Lelia Constanța Băjenescu (/ˌbəʒɛnɛskʊ/; 21 May 1908 in Corlate, Dolj, Kingdom of Romania – 15 December 1980 in Craiova, Dolj, Socialist Republic of Romania) was the first female amateur radio operator in Romania.

==Biography==
Born on May 21, 1908, in Corlate (Oltenia, Romania), daughter of Gheorghe and Smaranda Petrescu. In 1926 she passed her bacalaureat at the "Elena Cuza" high school in Craiova.

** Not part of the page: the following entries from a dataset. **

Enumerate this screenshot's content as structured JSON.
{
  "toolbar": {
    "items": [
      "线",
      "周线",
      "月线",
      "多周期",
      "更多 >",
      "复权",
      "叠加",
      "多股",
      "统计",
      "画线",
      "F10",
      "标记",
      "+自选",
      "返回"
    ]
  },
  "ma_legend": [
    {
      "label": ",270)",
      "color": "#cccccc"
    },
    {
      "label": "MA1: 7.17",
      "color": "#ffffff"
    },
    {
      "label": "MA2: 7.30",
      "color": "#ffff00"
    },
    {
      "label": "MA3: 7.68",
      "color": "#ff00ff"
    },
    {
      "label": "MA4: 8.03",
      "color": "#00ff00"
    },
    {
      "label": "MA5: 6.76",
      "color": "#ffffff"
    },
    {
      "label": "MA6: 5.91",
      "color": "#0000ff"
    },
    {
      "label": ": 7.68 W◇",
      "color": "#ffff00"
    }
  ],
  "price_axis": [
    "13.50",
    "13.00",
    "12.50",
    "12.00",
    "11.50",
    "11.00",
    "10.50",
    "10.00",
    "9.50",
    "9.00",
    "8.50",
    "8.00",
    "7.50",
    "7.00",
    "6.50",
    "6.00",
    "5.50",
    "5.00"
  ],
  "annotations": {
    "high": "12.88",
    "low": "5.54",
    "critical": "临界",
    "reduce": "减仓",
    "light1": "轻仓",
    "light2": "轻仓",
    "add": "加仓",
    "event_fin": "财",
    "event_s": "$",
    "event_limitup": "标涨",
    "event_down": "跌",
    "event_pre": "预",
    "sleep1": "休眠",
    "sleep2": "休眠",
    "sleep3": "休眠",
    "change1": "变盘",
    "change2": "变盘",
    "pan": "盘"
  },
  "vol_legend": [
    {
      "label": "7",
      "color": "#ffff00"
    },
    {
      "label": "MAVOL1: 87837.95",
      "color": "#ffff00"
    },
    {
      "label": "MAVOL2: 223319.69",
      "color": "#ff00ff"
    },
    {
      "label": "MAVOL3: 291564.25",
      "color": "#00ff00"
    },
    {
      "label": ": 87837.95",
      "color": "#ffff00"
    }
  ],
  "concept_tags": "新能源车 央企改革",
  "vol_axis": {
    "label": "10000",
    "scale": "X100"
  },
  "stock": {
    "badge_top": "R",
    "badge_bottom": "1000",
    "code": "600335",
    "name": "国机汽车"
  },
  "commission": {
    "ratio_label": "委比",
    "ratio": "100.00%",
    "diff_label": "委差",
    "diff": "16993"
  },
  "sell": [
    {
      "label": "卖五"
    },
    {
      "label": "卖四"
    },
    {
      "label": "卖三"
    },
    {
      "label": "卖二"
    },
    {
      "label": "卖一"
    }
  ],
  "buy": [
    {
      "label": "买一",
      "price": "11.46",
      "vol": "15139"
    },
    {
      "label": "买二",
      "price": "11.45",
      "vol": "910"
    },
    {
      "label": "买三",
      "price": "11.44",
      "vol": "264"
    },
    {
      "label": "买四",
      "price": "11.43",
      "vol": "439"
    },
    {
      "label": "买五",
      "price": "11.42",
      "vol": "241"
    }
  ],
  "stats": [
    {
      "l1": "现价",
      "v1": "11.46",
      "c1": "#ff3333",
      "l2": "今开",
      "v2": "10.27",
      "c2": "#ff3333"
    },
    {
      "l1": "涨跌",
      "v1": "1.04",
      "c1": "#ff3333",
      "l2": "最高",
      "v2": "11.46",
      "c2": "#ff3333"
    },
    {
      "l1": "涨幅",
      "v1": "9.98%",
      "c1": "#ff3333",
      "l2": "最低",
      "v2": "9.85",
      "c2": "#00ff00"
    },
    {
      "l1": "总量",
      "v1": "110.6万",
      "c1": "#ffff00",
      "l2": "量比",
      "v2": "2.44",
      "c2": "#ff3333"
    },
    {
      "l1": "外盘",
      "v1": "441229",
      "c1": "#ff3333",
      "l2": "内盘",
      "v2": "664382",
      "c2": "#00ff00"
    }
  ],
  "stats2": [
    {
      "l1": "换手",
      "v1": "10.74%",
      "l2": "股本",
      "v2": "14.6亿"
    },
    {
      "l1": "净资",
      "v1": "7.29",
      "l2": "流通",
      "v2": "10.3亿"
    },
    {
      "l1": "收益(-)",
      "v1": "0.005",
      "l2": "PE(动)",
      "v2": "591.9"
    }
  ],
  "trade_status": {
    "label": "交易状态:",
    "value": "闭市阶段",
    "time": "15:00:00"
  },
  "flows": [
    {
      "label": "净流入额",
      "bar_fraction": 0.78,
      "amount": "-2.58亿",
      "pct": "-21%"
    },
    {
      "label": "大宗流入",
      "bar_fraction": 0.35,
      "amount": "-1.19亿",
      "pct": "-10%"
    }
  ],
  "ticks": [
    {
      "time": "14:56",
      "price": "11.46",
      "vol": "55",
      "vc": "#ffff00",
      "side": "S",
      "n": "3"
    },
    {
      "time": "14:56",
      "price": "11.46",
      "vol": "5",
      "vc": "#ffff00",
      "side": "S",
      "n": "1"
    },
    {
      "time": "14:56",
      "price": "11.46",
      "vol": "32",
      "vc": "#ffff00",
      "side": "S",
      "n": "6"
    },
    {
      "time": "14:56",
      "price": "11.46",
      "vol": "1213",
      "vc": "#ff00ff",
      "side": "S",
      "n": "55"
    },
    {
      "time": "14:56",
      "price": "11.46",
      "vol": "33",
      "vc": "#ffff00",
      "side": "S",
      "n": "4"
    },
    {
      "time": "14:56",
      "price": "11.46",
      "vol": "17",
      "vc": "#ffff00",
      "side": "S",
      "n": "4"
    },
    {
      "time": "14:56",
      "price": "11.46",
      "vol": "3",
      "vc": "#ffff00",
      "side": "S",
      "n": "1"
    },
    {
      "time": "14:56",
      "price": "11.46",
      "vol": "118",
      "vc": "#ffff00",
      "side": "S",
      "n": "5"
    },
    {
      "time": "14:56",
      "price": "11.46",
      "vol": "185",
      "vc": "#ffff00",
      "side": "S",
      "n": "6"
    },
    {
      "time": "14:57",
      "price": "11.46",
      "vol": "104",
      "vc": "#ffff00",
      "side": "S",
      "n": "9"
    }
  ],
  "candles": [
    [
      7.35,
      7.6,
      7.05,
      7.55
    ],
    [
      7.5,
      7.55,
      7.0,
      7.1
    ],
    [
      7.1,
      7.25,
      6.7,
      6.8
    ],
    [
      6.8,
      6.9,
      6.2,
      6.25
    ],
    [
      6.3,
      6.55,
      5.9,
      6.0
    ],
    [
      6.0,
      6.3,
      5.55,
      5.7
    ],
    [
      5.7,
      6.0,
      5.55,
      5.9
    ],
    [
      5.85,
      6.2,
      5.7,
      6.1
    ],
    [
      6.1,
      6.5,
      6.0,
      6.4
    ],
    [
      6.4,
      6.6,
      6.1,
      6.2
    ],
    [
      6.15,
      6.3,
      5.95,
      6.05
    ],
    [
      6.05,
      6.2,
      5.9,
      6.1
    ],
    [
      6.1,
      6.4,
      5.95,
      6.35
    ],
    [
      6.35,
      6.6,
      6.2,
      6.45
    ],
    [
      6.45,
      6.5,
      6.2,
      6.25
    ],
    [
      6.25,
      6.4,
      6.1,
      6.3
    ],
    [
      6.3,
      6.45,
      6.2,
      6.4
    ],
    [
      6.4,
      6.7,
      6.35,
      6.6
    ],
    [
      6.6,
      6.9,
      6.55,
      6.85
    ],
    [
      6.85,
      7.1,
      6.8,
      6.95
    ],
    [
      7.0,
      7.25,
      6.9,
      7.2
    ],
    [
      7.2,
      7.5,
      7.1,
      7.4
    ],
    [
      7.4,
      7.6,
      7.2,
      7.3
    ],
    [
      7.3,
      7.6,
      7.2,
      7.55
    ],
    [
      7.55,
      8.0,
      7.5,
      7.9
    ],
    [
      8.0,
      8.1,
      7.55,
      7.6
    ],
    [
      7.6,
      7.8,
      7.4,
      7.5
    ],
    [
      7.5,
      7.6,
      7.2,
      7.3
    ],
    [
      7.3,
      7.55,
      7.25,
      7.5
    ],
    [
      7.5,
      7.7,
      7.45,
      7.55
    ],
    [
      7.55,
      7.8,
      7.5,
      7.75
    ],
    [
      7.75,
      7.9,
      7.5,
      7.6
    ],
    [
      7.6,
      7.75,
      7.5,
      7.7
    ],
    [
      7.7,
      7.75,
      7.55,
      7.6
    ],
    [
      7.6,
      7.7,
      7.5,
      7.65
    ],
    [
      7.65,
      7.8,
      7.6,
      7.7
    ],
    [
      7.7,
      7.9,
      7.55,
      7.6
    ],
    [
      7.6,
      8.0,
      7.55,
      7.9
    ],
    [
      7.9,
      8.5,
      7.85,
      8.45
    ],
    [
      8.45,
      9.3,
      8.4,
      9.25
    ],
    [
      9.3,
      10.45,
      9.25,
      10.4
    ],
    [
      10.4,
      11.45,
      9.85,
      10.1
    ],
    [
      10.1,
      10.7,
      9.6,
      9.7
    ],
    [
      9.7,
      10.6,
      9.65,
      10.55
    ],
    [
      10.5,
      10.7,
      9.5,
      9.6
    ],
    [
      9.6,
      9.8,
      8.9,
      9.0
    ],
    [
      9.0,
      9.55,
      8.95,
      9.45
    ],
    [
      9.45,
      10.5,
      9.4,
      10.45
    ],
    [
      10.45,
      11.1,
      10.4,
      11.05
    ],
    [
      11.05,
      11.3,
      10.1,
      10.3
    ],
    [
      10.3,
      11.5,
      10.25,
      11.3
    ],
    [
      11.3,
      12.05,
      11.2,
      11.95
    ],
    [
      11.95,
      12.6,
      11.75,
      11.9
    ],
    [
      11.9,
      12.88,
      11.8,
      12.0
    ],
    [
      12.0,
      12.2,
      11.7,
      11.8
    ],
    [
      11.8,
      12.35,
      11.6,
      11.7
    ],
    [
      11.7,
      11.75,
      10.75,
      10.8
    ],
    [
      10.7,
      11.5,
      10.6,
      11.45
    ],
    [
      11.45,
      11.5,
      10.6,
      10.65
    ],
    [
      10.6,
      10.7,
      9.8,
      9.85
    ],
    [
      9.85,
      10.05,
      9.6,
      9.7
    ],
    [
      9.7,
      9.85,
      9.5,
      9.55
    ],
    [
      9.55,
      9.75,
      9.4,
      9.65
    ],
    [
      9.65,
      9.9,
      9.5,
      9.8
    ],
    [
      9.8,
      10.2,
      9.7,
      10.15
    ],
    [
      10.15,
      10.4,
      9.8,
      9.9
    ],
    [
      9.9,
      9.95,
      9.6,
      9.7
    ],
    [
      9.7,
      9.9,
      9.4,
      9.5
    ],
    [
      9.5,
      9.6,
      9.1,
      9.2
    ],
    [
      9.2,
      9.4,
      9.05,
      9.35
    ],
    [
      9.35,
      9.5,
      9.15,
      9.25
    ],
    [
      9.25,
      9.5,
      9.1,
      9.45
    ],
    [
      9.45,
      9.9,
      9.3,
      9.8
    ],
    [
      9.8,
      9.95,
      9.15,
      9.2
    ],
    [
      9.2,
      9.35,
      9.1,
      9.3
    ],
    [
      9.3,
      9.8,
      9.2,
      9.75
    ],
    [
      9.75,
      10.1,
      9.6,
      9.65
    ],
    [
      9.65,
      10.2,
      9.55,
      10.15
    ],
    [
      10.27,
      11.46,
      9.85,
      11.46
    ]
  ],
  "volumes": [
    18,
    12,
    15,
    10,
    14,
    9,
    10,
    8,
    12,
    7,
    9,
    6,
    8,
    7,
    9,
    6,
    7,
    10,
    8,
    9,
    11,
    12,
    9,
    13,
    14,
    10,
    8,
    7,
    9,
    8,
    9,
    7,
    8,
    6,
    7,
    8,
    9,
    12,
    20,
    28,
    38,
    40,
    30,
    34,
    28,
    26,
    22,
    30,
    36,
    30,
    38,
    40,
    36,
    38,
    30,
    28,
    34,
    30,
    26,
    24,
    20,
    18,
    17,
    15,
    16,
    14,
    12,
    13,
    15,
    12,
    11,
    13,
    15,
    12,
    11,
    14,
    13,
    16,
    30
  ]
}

In 1929 she married Telecommunication officer Ioan Titu Băjenescu. He, being quite interested by radio technology, produced, in collaboration with dr. Alexandru Savopol of Craiova, the first Romanian amateur radio show on short waves on September 26, 1926. Together, they built the first short-wave transmission-reception radio station in Romania and laid the foundations of the CV5 radio club of Craiova in 1928.

Lelia Băjenescu was intrigued by her husband's radio activities. With her solid education, ability able to speak German and French fluently, and well rounded culture, she quickly joined him. She learned the radio essentials and Morse alphabet by participating in the construction and commissioning of radio transmitter-receivers and mastered all of the key aspects of amateur radio. Soon she became the first female amateur radio operator of Romania, using her husband's call-sign, CV5BI. She contacted other radio amateurs from all over Europe and even Africa from 1931 to 1933.

She gave birth to Titu-Marius on the 2nd of April, 1933. He would later speak about his parents in an interview and an extended CV as the intro to his life's story.